By JW Dowey - 02 Nov 2014 19:19:0 GMT
Birds run carefully in the rough.

; Ostrich image; Credit: © Jim Usherwood

Placing feet in the right place concerns robots and runners, and almost all bipeds and tetrapods. Here is an article of interest to in Runners. The UKs Royal Veterinary College (and Oregon State University) have often studied small crouching creatures and large upright birds such as ostrich. The mass of these birds ranges from 0.2kg to 117kg, so the strategy for movement could be extremely varied.

Aleksandra Birn-Jeffrey, Monica Daley and 4 colleagues published their findings in the science journal JEB as Don't break a leg: running birds from quail to ostrich prioritise leg safety and economy on uneven terrain.

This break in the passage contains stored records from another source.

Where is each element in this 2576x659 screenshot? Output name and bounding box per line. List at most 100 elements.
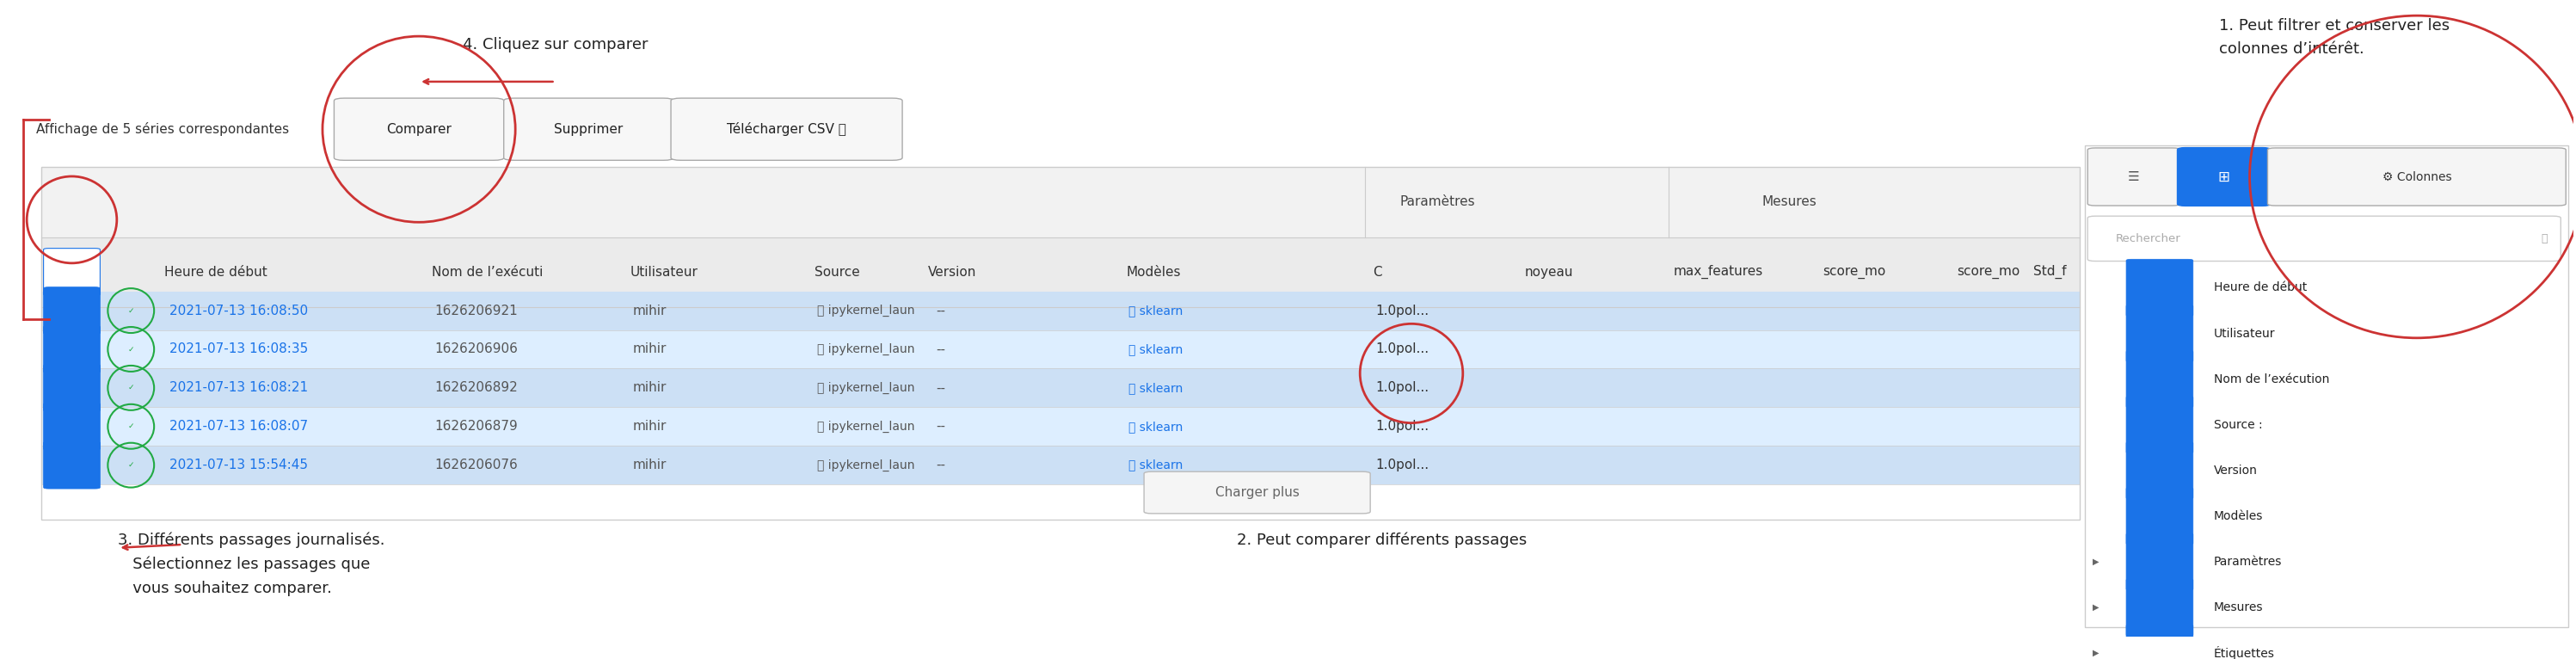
Text: ✓: ✓ [2156, 466, 2164, 474]
Text: Mesures: Mesures [1762, 196, 1816, 209]
Text: ✓: ✓ [2156, 558, 2164, 566]
FancyBboxPatch shape [670, 98, 902, 160]
Text: Nom de l’exécuti: Nom de l’exécuti [433, 266, 544, 278]
Text: 1.0pol...: 1.0pol... [1376, 343, 1430, 356]
Text: ✓: ✓ [129, 384, 134, 391]
Text: ✓: ✓ [129, 422, 134, 430]
Text: ☰: ☰ [2128, 170, 2141, 183]
Text: Télécharger CSV ⤓: Télécharger CSV ⤓ [726, 123, 848, 136]
FancyBboxPatch shape [2087, 148, 2179, 206]
Text: ⎕ ipykernel_laun: ⎕ ipykernel_laun [817, 343, 914, 355]
Text: Supprimer: Supprimer [554, 123, 623, 136]
Text: ✓: ✓ [2156, 329, 2164, 337]
FancyBboxPatch shape [44, 442, 100, 489]
Text: 4. Cliquez sur comparer: 4. Cliquez sur comparer [464, 38, 649, 53]
Bar [41, 446, 2079, 484]
FancyBboxPatch shape [2125, 488, 2192, 544]
Text: 1626206879: 1626206879 [435, 420, 518, 433]
FancyBboxPatch shape [2087, 216, 2561, 261]
Text: Rechercher: Rechercher [2115, 233, 2182, 244]
Bar [41, 368, 2079, 407]
Text: 1.0pol...: 1.0pol... [1376, 382, 1430, 394]
Text: mihir: mihir [631, 343, 667, 356]
Bar [41, 167, 2079, 237]
Text: ⎕ sklearn: ⎕ sklearn [1128, 343, 1182, 355]
Bar [41, 330, 2079, 368]
Text: Charger plus: Charger plus [1216, 486, 1298, 499]
FancyBboxPatch shape [44, 287, 100, 334]
Text: 2021-07-13 16:08:07: 2021-07-13 16:08:07 [170, 420, 309, 433]
Text: Comparer: Comparer [386, 123, 451, 136]
Text: 2021-07-13 16:08:21: 2021-07-13 16:08:21 [170, 382, 309, 394]
Text: ✓: ✓ [67, 461, 75, 469]
Text: Utilisateur: Utilisateur [629, 266, 698, 278]
Text: ⎕ ipykernel_laun: ⎕ ipykernel_laun [817, 459, 914, 471]
Text: ✓: ✓ [70, 268, 75, 276]
Text: Paramètres: Paramètres [1399, 196, 1476, 209]
Text: 3. Différents passages journalisés.
   Sélectionnez les passages que
   vous sou: 3. Différents passages journalisés. Séle… [118, 532, 386, 596]
Text: --: -- [935, 459, 945, 472]
Text: ⎕ ipykernel_laun: ⎕ ipykernel_laun [817, 304, 914, 317]
Text: ✓: ✓ [67, 422, 75, 431]
FancyBboxPatch shape [44, 326, 100, 373]
Text: 2. Peut comparer différents passages: 2. Peut comparer différents passages [1236, 532, 1528, 548]
Text: Version: Version [927, 266, 976, 278]
Text: score_mo: score_mo [1824, 266, 1886, 278]
FancyBboxPatch shape [335, 98, 505, 160]
FancyBboxPatch shape [44, 403, 100, 450]
Text: ⎕ sklearn: ⎕ sklearn [1128, 420, 1182, 432]
FancyBboxPatch shape [44, 364, 100, 411]
Text: ▶: ▶ [2092, 648, 2099, 657]
Bar [41, 167, 2079, 519]
Text: 2021-07-13 15:54:45: 2021-07-13 15:54:45 [170, 459, 309, 472]
Text: ⎕ sklearn: ⎕ sklearn [1128, 382, 1182, 394]
Text: --: -- [935, 420, 945, 433]
Text: max_features: max_features [1674, 265, 1765, 279]
Text: ▶: ▶ [2092, 558, 2099, 566]
Text: ⎕ sklearn: ⎕ sklearn [1128, 459, 1182, 471]
FancyBboxPatch shape [2125, 305, 2192, 362]
Text: ▶: ▶ [2092, 603, 2099, 612]
FancyBboxPatch shape [2125, 625, 2192, 659]
Text: ⚙ Colonnes: ⚙ Colonnes [2383, 171, 2452, 183]
Text: ✓: ✓ [129, 461, 134, 469]
FancyBboxPatch shape [2125, 351, 2192, 408]
Text: ⊞: ⊞ [2218, 169, 2231, 185]
Text: 1.0pol...: 1.0pol... [1376, 304, 1430, 317]
Text: ⎕ ipykernel_laun: ⎕ ipykernel_laun [817, 420, 914, 432]
Text: mihir: mihir [631, 420, 667, 433]
Text: mihir: mihir [631, 304, 667, 317]
Text: Source: Source [814, 266, 860, 278]
Text: 1626206076: 1626206076 [435, 459, 518, 472]
Text: 1626206906: 1626206906 [435, 343, 518, 356]
Text: 1.0pol...: 1.0pol... [1376, 420, 1430, 433]
Text: ✓: ✓ [2156, 512, 2164, 521]
Text: Heure de début: Heure de début [2213, 282, 2306, 294]
Text: ✓: ✓ [2156, 283, 2164, 292]
Text: Std_f: Std_f [2032, 265, 2066, 279]
Text: Modèles: Modèles [2213, 510, 2262, 522]
Text: ✓: ✓ [2156, 375, 2164, 384]
FancyBboxPatch shape [2125, 533, 2192, 590]
Text: 1.0pol...: 1.0pol... [1376, 459, 1430, 472]
Text: --: -- [935, 343, 945, 356]
Text: 🔍: 🔍 [2543, 233, 2548, 244]
Text: ✓: ✓ [67, 384, 75, 392]
Text: noyeau: noyeau [1525, 266, 1574, 278]
Text: Paramètres: Paramètres [2213, 556, 2282, 567]
FancyBboxPatch shape [2125, 396, 2192, 453]
Text: 2021-07-13 16:08:50: 2021-07-13 16:08:50 [170, 304, 309, 317]
Text: --: -- [935, 382, 945, 394]
FancyBboxPatch shape [1144, 472, 1370, 513]
Text: 1626206921: 1626206921 [435, 304, 518, 317]
FancyBboxPatch shape [505, 98, 672, 160]
Bar [2084, 145, 2568, 627]
Text: score_mo: score_mo [1958, 266, 2020, 278]
Text: 1. Peut filtrer et conserver les
colonnes d’intérêt.: 1. Peut filtrer et conserver les colonne… [2218, 18, 2450, 57]
Text: ⎕ ipykernel_laun: ⎕ ipykernel_laun [817, 382, 914, 394]
FancyBboxPatch shape [2125, 259, 2192, 316]
FancyBboxPatch shape [2125, 579, 2192, 636]
Text: Modèles: Modèles [1126, 266, 1180, 278]
FancyBboxPatch shape [2125, 442, 2192, 499]
Text: Mesures: Mesures [2213, 602, 2264, 614]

Being bipedal, stability of the body seemed likely to be a priority, but the maintenance of consistent forces from the running legs was found to be more important. Economy in terms of energy expended and the safety of the legs turned out to be major results of that consistent running mode, no matter how uneven the ground was.

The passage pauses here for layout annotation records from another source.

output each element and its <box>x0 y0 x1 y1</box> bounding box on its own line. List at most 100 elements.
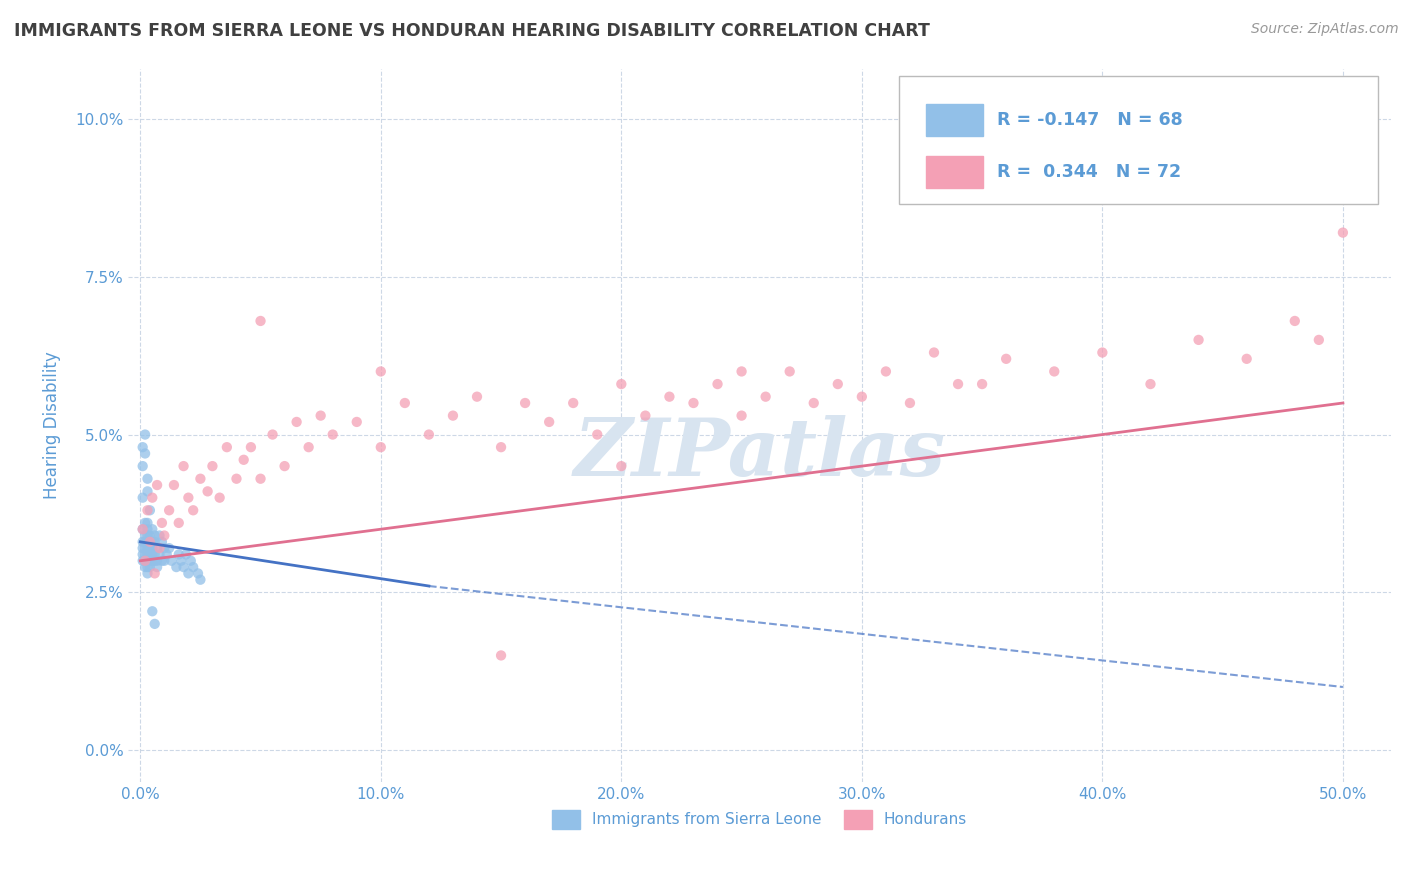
Point <box>730 409 752 423</box>
Point <box>136 503 159 517</box>
Point <box>131 440 153 454</box>
Point <box>538 415 561 429</box>
Bar <box>927 156 983 188</box>
Point <box>131 522 153 536</box>
Point <box>513 396 536 410</box>
Point <box>489 648 512 663</box>
Point <box>150 534 173 549</box>
Point <box>131 534 153 549</box>
Point <box>586 427 609 442</box>
Point <box>134 446 156 460</box>
Point <box>239 440 262 454</box>
Point <box>658 390 681 404</box>
Point <box>134 427 156 442</box>
Point <box>215 440 238 454</box>
Point <box>1331 226 1354 240</box>
Point <box>157 503 180 517</box>
Point <box>146 541 169 556</box>
Point <box>139 534 162 549</box>
Point <box>141 534 163 549</box>
Point <box>136 541 159 556</box>
Point <box>143 566 166 581</box>
Point <box>1187 333 1209 347</box>
Point <box>165 560 187 574</box>
Point <box>181 560 204 574</box>
Point <box>153 528 176 542</box>
Point <box>370 440 392 454</box>
Point <box>136 528 159 542</box>
Point <box>134 554 156 568</box>
Point <box>394 396 416 410</box>
Point <box>131 541 153 556</box>
Point <box>134 548 156 562</box>
Point <box>232 452 254 467</box>
Point <box>489 440 512 454</box>
Point <box>755 390 778 404</box>
Point <box>134 541 156 556</box>
Point <box>465 390 488 404</box>
Point <box>136 566 159 581</box>
Point <box>285 415 308 429</box>
Point <box>225 472 247 486</box>
Point <box>1091 345 1114 359</box>
Point <box>201 459 224 474</box>
Point <box>131 548 153 562</box>
Point <box>131 491 153 505</box>
Point <box>160 554 183 568</box>
Point <box>803 396 825 410</box>
Point <box>875 364 897 378</box>
Point <box>441 409 464 423</box>
Point <box>898 396 921 410</box>
Point <box>141 548 163 562</box>
Point <box>827 377 849 392</box>
Point <box>139 503 162 517</box>
Point <box>273 459 295 474</box>
Point <box>249 472 271 486</box>
Text: Source: ZipAtlas.com: Source: ZipAtlas.com <box>1251 22 1399 37</box>
Point <box>136 560 159 574</box>
Point <box>249 314 271 328</box>
Point <box>139 560 162 574</box>
Point <box>141 604 163 618</box>
Point <box>851 390 873 404</box>
Point <box>197 484 219 499</box>
Point <box>167 548 190 562</box>
Point <box>139 534 162 549</box>
Point <box>143 548 166 562</box>
Point <box>562 396 585 410</box>
Point <box>610 459 633 474</box>
Point <box>136 484 159 499</box>
Bar <box>927 104 983 136</box>
Point <box>1284 314 1306 328</box>
Point <box>131 459 153 474</box>
Point <box>995 351 1018 366</box>
Point <box>139 554 162 568</box>
Point <box>139 541 162 556</box>
Point <box>136 534 159 549</box>
Point <box>181 503 204 517</box>
Y-axis label: Hearing Disability: Hearing Disability <box>44 351 60 499</box>
Point <box>134 534 156 549</box>
Point <box>187 566 209 581</box>
Point <box>167 516 190 530</box>
Point <box>173 459 195 474</box>
Point <box>170 554 193 568</box>
FancyBboxPatch shape <box>898 76 1378 204</box>
Point <box>148 528 170 542</box>
Point <box>141 554 163 568</box>
Point <box>309 409 332 423</box>
Point <box>177 566 200 581</box>
Point <box>1236 351 1258 366</box>
Point <box>972 377 994 392</box>
Text: R = -0.147   N = 68: R = -0.147 N = 68 <box>997 112 1182 129</box>
Point <box>157 541 180 556</box>
Point <box>143 554 166 568</box>
Point <box>143 616 166 631</box>
Point <box>153 541 176 556</box>
Point <box>139 528 162 542</box>
Point <box>174 548 197 562</box>
Point <box>180 554 202 568</box>
Point <box>146 560 169 574</box>
Point <box>779 364 801 378</box>
Point <box>262 427 284 442</box>
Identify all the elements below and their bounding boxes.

When birds first flew, it would have given them ecological advantages. If take-off speed was a precursor, however, then running in a stable manner could have influenced avian evolution too. The stability of the animal does seem to be a control priority for many species. As all birds are dynamically similar as they approach a step obstacle (from 0.1 to 0.5 times their leg length), the leap they make onto the object seems to be followed by a crouch that keeps them stable there. The forces exerted in the procedure showed up how they negotiated the steps. They all jump off with extended legs.

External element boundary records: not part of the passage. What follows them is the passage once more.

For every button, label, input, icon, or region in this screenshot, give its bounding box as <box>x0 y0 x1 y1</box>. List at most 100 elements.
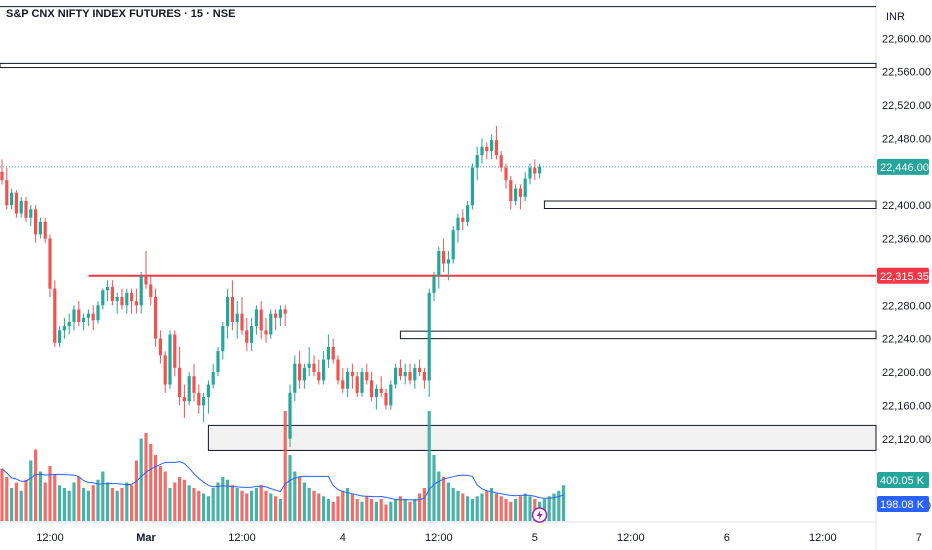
volume-bar <box>557 490 561 521</box>
candle-body <box>178 367 182 398</box>
candle-body <box>34 209 38 235</box>
volume-bar <box>499 496 503 521</box>
volume-bar <box>29 460 33 521</box>
candle-body <box>312 363 316 373</box>
volume-bar <box>173 482 177 521</box>
candle-body <box>38 221 42 235</box>
candle-body <box>317 372 321 381</box>
volume-bar <box>504 499 508 521</box>
time-tick-label: Mar <box>136 532 156 544</box>
candle-body <box>72 309 76 322</box>
candle-body <box>427 292 431 381</box>
candle-body <box>346 372 350 389</box>
price-tick-label: 22,240.00 <box>882 334 931 346</box>
volume-bar <box>494 493 498 521</box>
candle-body <box>466 205 470 222</box>
volume-bar <box>398 496 402 521</box>
candle-body <box>250 326 254 343</box>
volume-bar <box>278 499 282 521</box>
candle-body <box>58 330 62 343</box>
volume-bar <box>427 411 431 521</box>
volume-bar <box>470 499 474 521</box>
volume-bar <box>144 433 148 521</box>
price-tick-label: 22,560.00 <box>882 67 931 79</box>
candle-body <box>298 363 302 381</box>
price-tick-label: 22,360.00 <box>882 234 931 246</box>
candle-body <box>437 251 441 277</box>
candle-body <box>422 372 426 381</box>
lightning-glyph <box>536 510 543 520</box>
candle-body <box>485 146 489 151</box>
candle-body <box>82 317 86 322</box>
candle-body <box>139 276 143 306</box>
volume-bar <box>226 479 230 521</box>
candle-body <box>480 146 484 156</box>
volume-bar <box>288 455 292 521</box>
volume-bar <box>302 482 306 521</box>
volume-bar <box>466 496 470 521</box>
volume-bar <box>269 493 273 521</box>
candle-body <box>470 167 474 206</box>
volume-bar <box>408 501 412 521</box>
volume-bar <box>403 499 407 521</box>
candle-body <box>293 363 297 393</box>
candle-body <box>254 309 258 327</box>
volume-bar <box>456 490 460 521</box>
time-tick-label: 4 <box>340 532 346 544</box>
candle-body <box>403 372 407 377</box>
candle-body <box>235 313 239 322</box>
volume-ma-tag-bg <box>877 496 929 512</box>
candle-body <box>365 372 369 381</box>
volume-bar <box>154 455 158 521</box>
volume-bar <box>509 501 513 521</box>
candle-body <box>355 376 359 393</box>
candle-body <box>283 309 287 314</box>
volume-bar <box>379 499 383 521</box>
candle-body <box>158 338 162 356</box>
candle-body <box>514 188 518 202</box>
volume-bar <box>206 496 210 521</box>
volume-bar <box>120 488 124 521</box>
candle-body <box>408 372 412 381</box>
volume-bar <box>451 488 455 521</box>
time-tick-label: 12:00 <box>809 532 837 544</box>
volume-bar <box>82 488 86 521</box>
candle-body <box>144 276 148 285</box>
candle-body <box>413 367 417 381</box>
candle-body <box>307 363 311 368</box>
candle-body <box>230 296 234 322</box>
volume-bar <box>19 490 23 521</box>
price-tick-label: 22,400.00 <box>882 200 931 212</box>
volume-bar <box>178 477 182 521</box>
volume-bar <box>350 493 354 521</box>
volume-bar <box>91 485 95 521</box>
time-tick-label: 12:00 <box>617 532 645 544</box>
candle-body <box>278 309 282 318</box>
volume-bar <box>346 488 350 521</box>
candle-body <box>374 388 378 398</box>
volume-bar <box>24 479 28 521</box>
volume-bar <box>14 482 18 521</box>
volume-bar <box>523 493 527 521</box>
candle-body <box>269 313 273 335</box>
price-tick-label: 22,480.00 <box>882 133 931 145</box>
volume-ma-line <box>1 461 564 501</box>
candle-body <box>110 286 114 302</box>
candle-body <box>274 313 278 318</box>
volume-bar <box>384 504 388 521</box>
volume-bar <box>547 496 551 521</box>
volume-bar <box>264 490 268 521</box>
candle-body <box>0 171 4 181</box>
candle-body <box>19 201 23 214</box>
candle-body <box>341 380 345 389</box>
candle-body <box>418 367 422 373</box>
candle-body <box>163 355 167 385</box>
volume-bar <box>418 493 422 521</box>
volume-bar <box>38 471 42 521</box>
candle-body <box>206 384 210 398</box>
volume-bar <box>518 496 522 521</box>
volume-bar <box>355 499 359 521</box>
price-tick-label: 22,280.00 <box>882 300 931 312</box>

Some ostriches used in the experimental work had to be reared from chicks for 2 years, so that their imprinting on humans could be used to decrease any aggression and enable handling. These big guys were expected to vault upward and then immediately step down, but every bird performed the basic crouch on top of the step.

With an Oregon University computer model, the runners could be modelled exactly. They discovered 2 alternative “task level priorities.” The prioritisation off stability and returning to the steady gait required for running was one. The other involved minimising the costs to the bird in energy exertion. The model simulated the cautious responses of all of the birds if the leg posture was carefully controlled to avoid the leg being overloaded.

Next, a very stable, bipedal robotic ostrich which we will all find very useful for ---?